Ankommen im Vorgarten
Ich freue mich auf die Fahrt nach Wilhelmshaven. Ulrike Koska sitzt am Steuer und ich darf gucken! Die kreisfreie Mittelstadt liegt an der Nordwestküste des Jadebusens, einer langgezogenen Meeresbucht an der Nordsee. Das Watt dieser Küste gehört zum Nationalpark “Niedersächsisches Wattenmeer”.
Da Wilhelmshaven den Tiefwasserhafen mit der größten Wassertiefe in Deutschland besitzt, wurde die Stadt der größte Marinestandort Deutschlands, damit auch einer der größten Marinestützpunkte in Westeuropa. Außerdem ist die wirtschaftliche Bedeutung des Standortes nicht gering einzuschätzen. Wilhelmshaven ist der größte Erdölumschlaghafen in Deutschland.
Unser Ziel ist nicht der Hafen, sondern der Parkplatz vor dem Haus der Familie Meuthen Eilerts. Als wir eintreten, stutze ich. Hoppala, das ist ja ganz schön groß, ist das tatsächlich erst der Vorgarten? Ja, so ist es, allerdings wirkt er durch die unterschiedlichen Pflanzzonen vom Mixed Border links von der Auffahrt über den alpinen Garten, die Orchideenwiese, ein Gräser- und ein großes Moor-Beet mit allein 20 qm Fläche, auf der rechten Seite um einiges größer als er ist. Mit alpinen Schätzen, wie der Silberwurz (Dryas), hätte ich jetzt nicht wirklich in einem norddeutschen Privatgarten gerechnet. Aber genau die wächst auf einer Mauerkrone rechtsseitig der Auffahrt. Hier befindet sich der weitaus größere Vorgarten-Anteil, in dem sich besondere Habitate befinden.
Iris x barbata ‘Ganea’, Zwergiris – Dryas octopetala, Achtkronblättrige Silberwurz – Pulsatilla vulgaris, Küchenschelle
Das Alpinum fällt mit seinen speziellen Pflanzen sofort ins Auge. Die Alpine Orchideenwiese schließt sich nahtlos an diesen steinlastigen Gartenteil an. Ein Weg führt daran entlang bis hinter zum Moorbeet. Auf der anderen Seite ist das Gräserbeet. Die großen Blätter des Schwarzen Germer entwickeln sich da gerade, die Blütenstände einer hübschen mittelhohen Carex Art oder Sorte sind jedoch fertig ausgebildet. Der Weg ermöglicht, alles in Ruhe aus der Nähe betrachten. Wobei, ehrlich gesagt, Ruhe habe ich nicht! Ich weiß ja gar nicht, wo ich zuerst hinschauen soll.

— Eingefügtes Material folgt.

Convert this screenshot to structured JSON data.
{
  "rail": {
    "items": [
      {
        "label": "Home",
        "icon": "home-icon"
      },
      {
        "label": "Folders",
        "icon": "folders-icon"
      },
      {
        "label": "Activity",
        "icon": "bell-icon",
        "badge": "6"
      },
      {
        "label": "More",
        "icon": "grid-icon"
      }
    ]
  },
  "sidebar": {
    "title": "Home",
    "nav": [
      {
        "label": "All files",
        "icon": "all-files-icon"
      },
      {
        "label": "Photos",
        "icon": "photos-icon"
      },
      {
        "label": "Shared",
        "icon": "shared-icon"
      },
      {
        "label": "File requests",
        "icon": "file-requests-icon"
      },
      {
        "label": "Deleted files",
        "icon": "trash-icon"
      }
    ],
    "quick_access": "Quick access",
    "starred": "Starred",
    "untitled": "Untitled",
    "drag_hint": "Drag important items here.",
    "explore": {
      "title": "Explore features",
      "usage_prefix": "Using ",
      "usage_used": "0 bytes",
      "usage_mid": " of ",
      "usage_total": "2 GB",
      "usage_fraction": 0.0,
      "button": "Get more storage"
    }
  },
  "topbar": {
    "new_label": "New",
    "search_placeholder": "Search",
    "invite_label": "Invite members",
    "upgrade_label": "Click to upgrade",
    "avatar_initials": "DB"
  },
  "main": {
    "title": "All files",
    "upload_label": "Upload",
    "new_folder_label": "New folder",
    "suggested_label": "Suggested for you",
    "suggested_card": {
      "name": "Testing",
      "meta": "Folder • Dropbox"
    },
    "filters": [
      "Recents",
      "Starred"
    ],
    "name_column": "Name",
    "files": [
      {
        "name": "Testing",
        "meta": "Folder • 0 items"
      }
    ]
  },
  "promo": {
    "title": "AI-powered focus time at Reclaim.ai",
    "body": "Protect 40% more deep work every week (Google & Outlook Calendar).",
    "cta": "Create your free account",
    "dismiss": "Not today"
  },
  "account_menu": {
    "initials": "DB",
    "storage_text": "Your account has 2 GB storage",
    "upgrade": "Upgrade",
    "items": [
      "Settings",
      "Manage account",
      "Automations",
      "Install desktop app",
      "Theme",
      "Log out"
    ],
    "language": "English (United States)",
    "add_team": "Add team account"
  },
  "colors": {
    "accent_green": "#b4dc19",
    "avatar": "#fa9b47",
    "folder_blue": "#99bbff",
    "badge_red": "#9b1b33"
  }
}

Enzian, Küchenschelle, Adonisröschen, Edelweiß und kleine Frühlings-Geophyten haben im Alpinum ihren Platz gefunden und wachsen zum Teil einfach in die Orchideenwiese hinein. Diverse Orchis– und Dactylorhiza-Arten, Gymnadenia conopsea und Himantoglossum hircinum, insgesamt ca. 30 unterschiedliche, terrestrische Orchideen sind hier zuhause. Dafür musste Peter sein geliebtes Heidebeet im Jahre 2005 aufgeben. Die Kalksteine, die er in der Wiese integrierte, kommen von der Schwäbischen Alb.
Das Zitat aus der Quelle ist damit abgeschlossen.